After the Confederates were forced to destroy the Virginia in early May, Monitor sailed up the James River to support the Army during the Peninsula Campaign. The ship participated in the Battle of Drewry's Bluff later that month and remained in the area until she was ordered to join the blockaders off North Carolina in December. She foundered while under tow during a storm off the coast of Cape Hatteras on the last day of the year. Her wreck was discovered in 1973 and has been partially salvaged. Monitor's armament, gun turret, engine and other relics are on display at the Mariners' Museum in Newport News, Virginia
- 1 Development
- 2 Design and description
- 3 Construction and service
- 4 Events after the battle
- 5 Loss at sea
- 6 Rediscovery
- 7 Campaign to honor Monitor
- 8 Later monitors
- 9 References in popular culture
- 10 Notes
- 11 References
- 12 Bibliography
- 13 External links
Development Statue of John Ericsson in Battery Park, New York City, holding a model of Monitor in his hand
After the United States received word of the construction of the Virginia, Congress appropriated $1.5 million on 3 August to build one or more armored steamships.
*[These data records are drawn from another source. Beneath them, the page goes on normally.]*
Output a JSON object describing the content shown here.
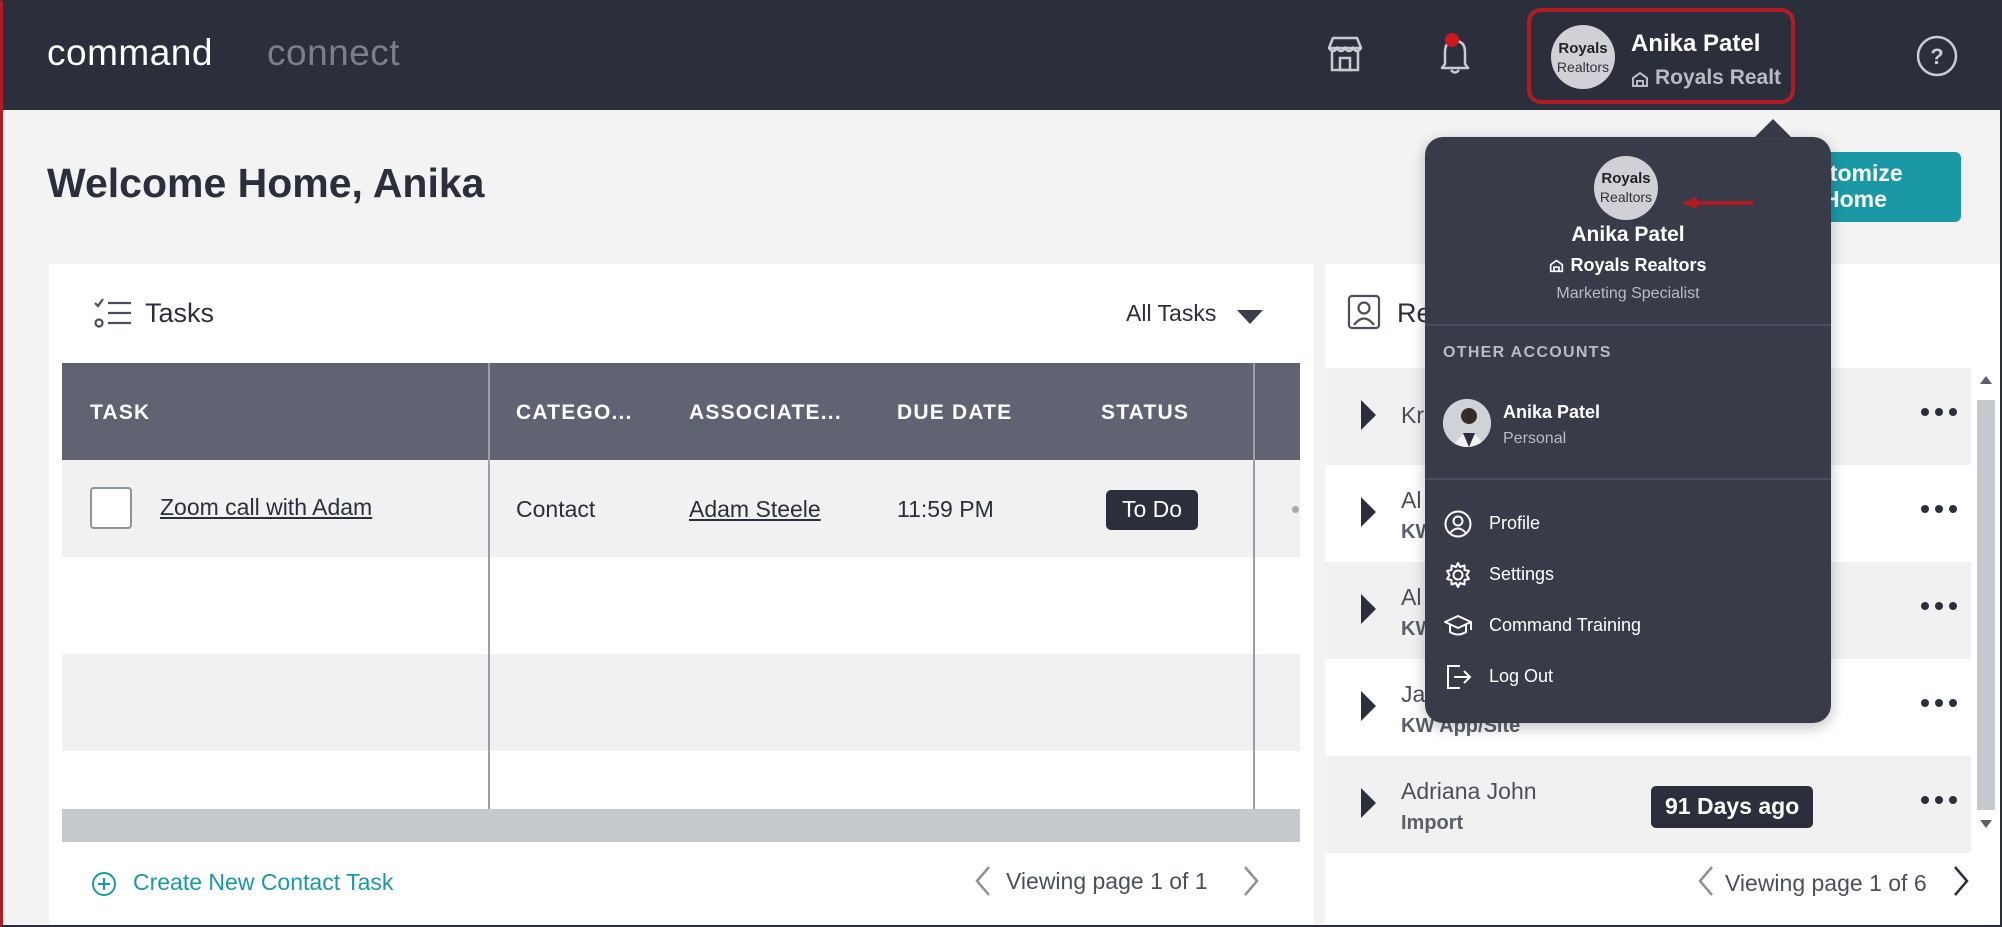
{
  "brand": {
    "primary": "command",
    "secondary": "connect"
  },
  "header": {
    "account_name": "Anika Patel",
    "account_org": "Royals Realt",
    "avatar_logo_line1": "Royals",
    "avatar_logo_line2": "Realtors",
    "icons": [
      "store-icon",
      "bell-icon",
      "help-icon"
    ]
  },
  "page": {
    "welcome": "Welcome Home, Anika",
    "customize_line1": "stomize",
    "customize_line2": "Home"
  },
  "tasks": {
    "title": "Tasks",
    "filter": "All Tasks",
    "columns": [
      "TASK",
      "CATEGO...",
      "ASSOCIATE...",
      "DUE DATE",
      "STATUS"
    ],
    "rows": [
      {
        "task": "Zoom call with Adam",
        "category": "Contact",
        "associate": "Adam Steele",
        "due": "11:59 PM",
        "status": "To Do"
      }
    ],
    "create_label": "Create New Contact Task",
    "pager": "Viewing page 1 of 1"
  },
  "leads": {
    "title": "Re",
    "rows": [
      {
        "name": "Kr",
        "source": ""
      },
      {
        "name": "Al",
        "source": "KW"
      },
      {
        "name": "Al",
        "source": "KW"
      },
      {
        "name": "Ja",
        "source": "KW App/Site"
      },
      {
        "name": "Adriana John",
        "source": "Import",
        "badge": "91 Days ago"
      }
    ],
    "pager": "Viewing page 1 of 6"
  },
  "dropdown": {
    "name": "Anika Patel",
    "org": "Royals Realtors",
    "role": "Marketing Specialist",
    "section_label": "OTHER ACCOUNTS",
    "other_account": {
      "name": "Anika Patel",
      "type": "Personal"
    },
    "menu": [
      {
        "label": "Profile",
        "icon": "user-circle-icon"
      },
      {
        "label": "Settings",
        "icon": "gear-icon"
      },
      {
        "label": "Command Training",
        "icon": "graduation-cap-icon"
      },
      {
        "label": "Log Out",
        "icon": "logout-icon"
      }
    ]
  },
  "colors": {
    "topbar": "#2b2f3b",
    "accent": "#1b98a6",
    "highlight": "#b11c24",
    "notification": "#d0151f",
    "dropdown_bg": "#383c48"
  }
}
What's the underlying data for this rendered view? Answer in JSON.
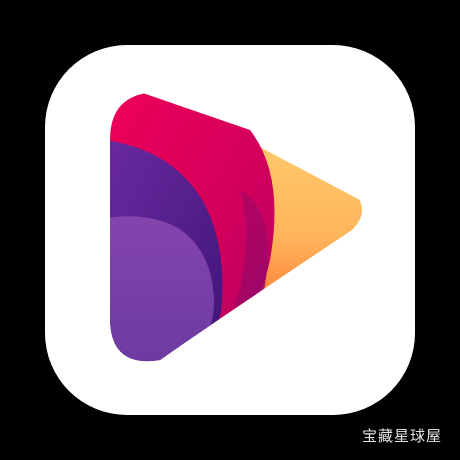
{
  "icon": {
    "name": "play-logo",
    "background_color": "#ffffff",
    "gradient_colors": {
      "red_pink": "#e0004f",
      "magenta": "#c00063",
      "orange": "#ff7a22",
      "yellow": "#ffd070",
      "purple_light": "#7d3fa6",
      "purple_dark": "#4d1a86"
    }
  },
  "watermark": {
    "text": "宝藏星球屋"
  }
}
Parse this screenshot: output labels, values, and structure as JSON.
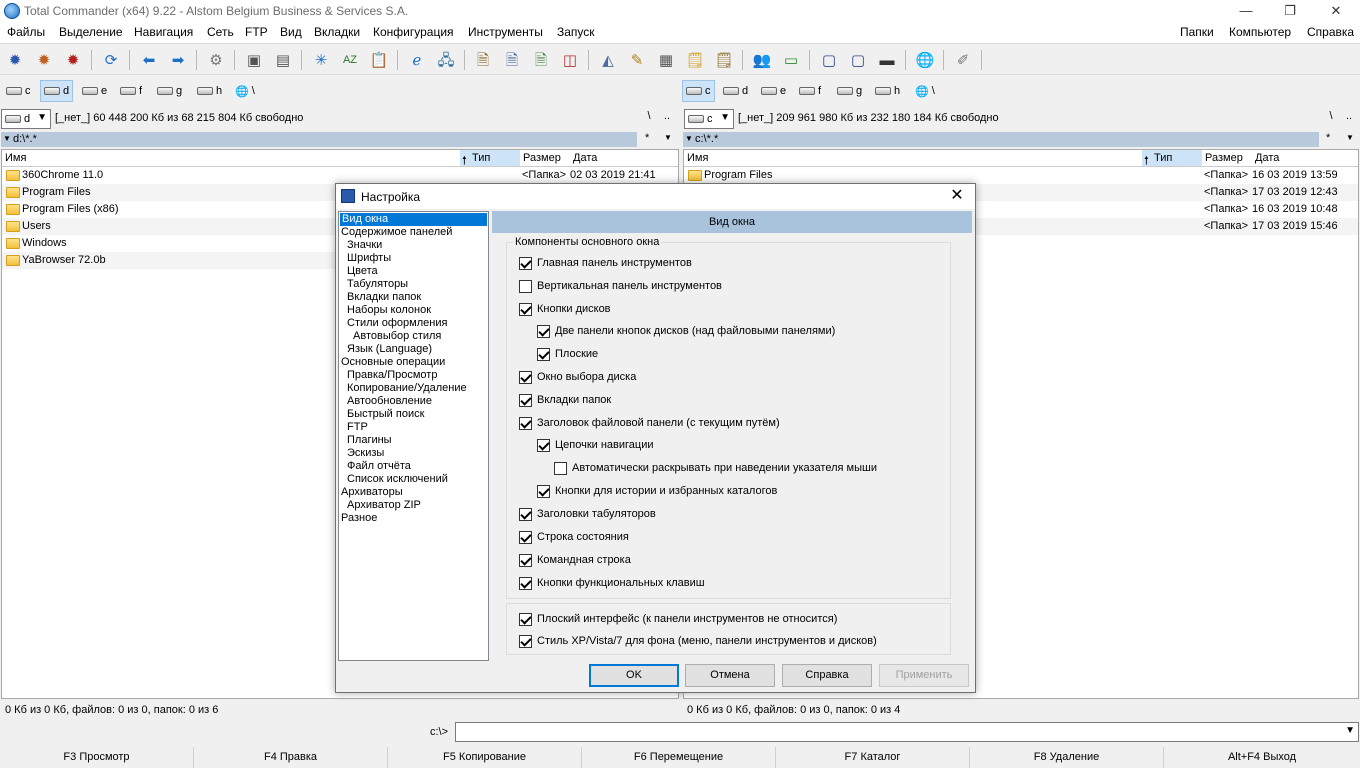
{
  "window": {
    "title": "Total Commander (x64) 9.22 - Alstom Belgium Business & Services S.A.",
    "minimize": "—",
    "maximize": "❐",
    "close": "✕"
  },
  "menu": {
    "left": [
      "Файлы",
      "Выделение",
      "Навигация",
      "Сеть",
      "FTP",
      "Вид",
      "Вкладки",
      "Конфигурация",
      "Инструменты",
      "Запуск"
    ],
    "right": [
      "Папки",
      "Компьютер",
      "Справка"
    ]
  },
  "toolbar_icons": [
    "gear-icon",
    "gear-icon",
    "gear-icon",
    "refresh-icon",
    "arrow-left-icon",
    "arrow-right-icon",
    "settings-icon",
    "pack-icon",
    "unpack-icon",
    "sparkle-icon",
    "sort-az-icon",
    "clipboard-icon",
    "ie-icon",
    "network-icon",
    "document-icon",
    "document-icon",
    "document-icon",
    "compare-icon",
    "eraser-icon",
    "brush-icon",
    "calculator-icon",
    "note-icon",
    "notepad-icon",
    "users-icon",
    "drive-icon",
    "window-icon",
    "window-icon",
    "terminal-icon",
    "globe-icon",
    "tool-icon"
  ],
  "left_panel": {
    "drives": [
      "c",
      "d",
      "e",
      "f",
      "g",
      "h",
      "\\"
    ],
    "active_drive": "d",
    "combo_drive": "d",
    "free_info": "[_нет_]  60 448 200 Кб из 68 215 804 Кб свободно",
    "btn_root": "\\",
    "btn_up": "..",
    "path": "d:\\*.*",
    "star": "*",
    "columns": {
      "name": "Имя",
      "type": "Тип",
      "size": "Размер",
      "date": "Дата"
    },
    "files": [
      {
        "name": "360Chrome 11.0",
        "type": "<Папка>",
        "date": "02 03 2019 21:41"
      },
      {
        "name": "Program Files",
        "type": "",
        "date": ""
      },
      {
        "name": "Program Files (x86)",
        "type": "",
        "date": ""
      },
      {
        "name": "Users",
        "type": "",
        "date": ""
      },
      {
        "name": "Windows",
        "type": "",
        "date": ""
      },
      {
        "name": "YaBrowser 72.0b",
        "type": "",
        "date": ""
      }
    ],
    "status": "0 Кб из 0 Кб, файлов: 0 из 0, папок: 0 из 6"
  },
  "right_panel": {
    "drives": [
      "c",
      "d",
      "e",
      "f",
      "g",
      "h",
      "\\"
    ],
    "active_drive": "c",
    "combo_drive": "c",
    "free_info": "[_нет_]  209 961 980 Кб из 232 180 184 Кб свободно",
    "btn_root": "\\",
    "btn_up": "..",
    "path": "c:\\*.*",
    "star": "*",
    "columns": {
      "name": "Имя",
      "type": "Тип",
      "size": "Размер",
      "date": "Дата"
    },
    "files": [
      {
        "name": "Program Files",
        "type": "<Папка>",
        "date": "16 03 2019 13:59"
      },
      {
        "name": "",
        "type": "<Папка>",
        "date": "17 03 2019 12:43"
      },
      {
        "name": "",
        "type": "<Папка>",
        "date": "16 03 2019 10:48"
      },
      {
        "name": "",
        "type": "<Папка>",
        "date": "17 03 2019 15:46"
      }
    ],
    "status": "0 Кб из 0 Кб, файлов: 0 из 0, папок: 0 из 4"
  },
  "command": {
    "label": "c:\\>",
    "value": ""
  },
  "fkeys": [
    "F3 Просмотр",
    "F4 Правка",
    "F5 Копирование",
    "F6 Перемещение",
    "F7 Каталог",
    "F8 Удаление",
    "Alt+F4 Выход"
  ],
  "dialog": {
    "title": "Настройка",
    "close": "✕",
    "tree": [
      {
        "label": "Вид окна",
        "level": 0,
        "selected": true
      },
      {
        "label": "Содержимое панелей",
        "level": 0
      },
      {
        "label": "Значки",
        "level": 1
      },
      {
        "label": "Шрифты",
        "level": 1
      },
      {
        "label": "Цвета",
        "level": 1
      },
      {
        "label": "Табуляторы",
        "level": 1
      },
      {
        "label": "Вкладки папок",
        "level": 1
      },
      {
        "label": "Наборы колонок",
        "level": 1
      },
      {
        "label": "Стили оформления",
        "level": 1
      },
      {
        "label": "Автовыбор стиля",
        "level": 2
      },
      {
        "label": "Язык (Language)",
        "level": 1
      },
      {
        "label": "Основные операции",
        "level": 0
      },
      {
        "label": "Правка/Просмотр",
        "level": 1
      },
      {
        "label": "Копирование/Удаление",
        "level": 1
      },
      {
        "label": "Автообновление",
        "level": 1
      },
      {
        "label": "Быстрый поиск",
        "level": 1
      },
      {
        "label": "FTP",
        "level": 1
      },
      {
        "label": "Плагины",
        "level": 1
      },
      {
        "label": "Эскизы",
        "level": 1
      },
      {
        "label": "Файл отчёта",
        "level": 1
      },
      {
        "label": "Список исключений",
        "level": 1
      },
      {
        "label": "Архиваторы",
        "level": 0
      },
      {
        "label": "Архиватор ZIP",
        "level": 1
      },
      {
        "label": "Разное",
        "level": 0
      }
    ],
    "page_header": "Вид окна",
    "group_label": "Компоненты основного окна",
    "options": [
      {
        "label": "Главная панель инструментов",
        "checked": true,
        "indent": 0
      },
      {
        "label": "Вертикальная панель инструментов",
        "checked": false,
        "indent": 0
      },
      {
        "label": "Кнопки дисков",
        "checked": true,
        "indent": 0
      },
      {
        "label": "Две панели кнопок дисков (над файловыми панелями)",
        "checked": true,
        "indent": 1
      },
      {
        "label": "Плоские",
        "checked": true,
        "indent": 1
      },
      {
        "label": "Окно выбора диска",
        "checked": true,
        "indent": 0
      },
      {
        "label": "Вкладки папок",
        "checked": true,
        "indent": 0
      },
      {
        "label": "Заголовок файловой панели (с текущим путём)",
        "checked": true,
        "indent": 0
      },
      {
        "label": "Цепочки навигации",
        "checked": true,
        "indent": 1
      },
      {
        "label": "Автоматически раскрывать при наведении указателя мыши",
        "checked": false,
        "indent": 2
      },
      {
        "label": "Кнопки для истории и избранных каталогов",
        "checked": true,
        "indent": 1
      },
      {
        "label": "Заголовки табуляторов",
        "checked": true,
        "indent": 0
      },
      {
        "label": "Строка состояния",
        "checked": true,
        "indent": 0
      },
      {
        "label": "Командная строка",
        "checked": true,
        "indent": 0
      },
      {
        "label": "Кнопки функциональных клавиш",
        "checked": true,
        "indent": 0
      }
    ],
    "extra_options": [
      {
        "label": "Плоский интерфейс (к панели инструментов не относится)",
        "checked": true
      },
      {
        "label": "Стиль XP/Vista/7 для фона (меню, панели инструментов и дисков)",
        "checked": true
      }
    ],
    "buttons": {
      "ok": "OK",
      "cancel": "Отмена",
      "help": "Справка",
      "apply": "Применить"
    }
  }
}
It also ordered the creation of a board to inquire into armored ships. The U.S. Navy advertised for proposals for "iron-clad steam vessels of war" on 7 August and Gideon Welles, the Secretary of the Navy, appointed the three members of the Ironclad Board the following day. Their task was to "examine plans for the completion of iron-clad vessels".
Ericsson originally made no submission to the board, but became involved when Cornelius Bushnell, the sponsor of the proposal that became the armored sloop USS Galena, needed to have his design reviewed by a naval constructor. The board required a guarantee from Bushnell that his ship would float despite the weight of its armor and Cornelius H. DeLamater recommended that Bushnell consult with his friend John Ericsson. The two first met on 9 September and again on the following day, after Ericsson had time to evaluate Galena's design. During this second meeting Ericsson showed Bushnell his own design, the future Monitor. Bushnell got Ericsson's permission to show the model of his design to Welles and the latter told Bushnell to show it to the board. Despite a preliminary rejection, the board accepted Ericsson's proposal after he explained his design in person on 15 September. The Ironclad Board evaluated 17 different designs, but recommended only three on 16 September. The name "Monitor" was proposed by Ericsson and approved by Assistant Secretary of the Navy Gustavus Fox.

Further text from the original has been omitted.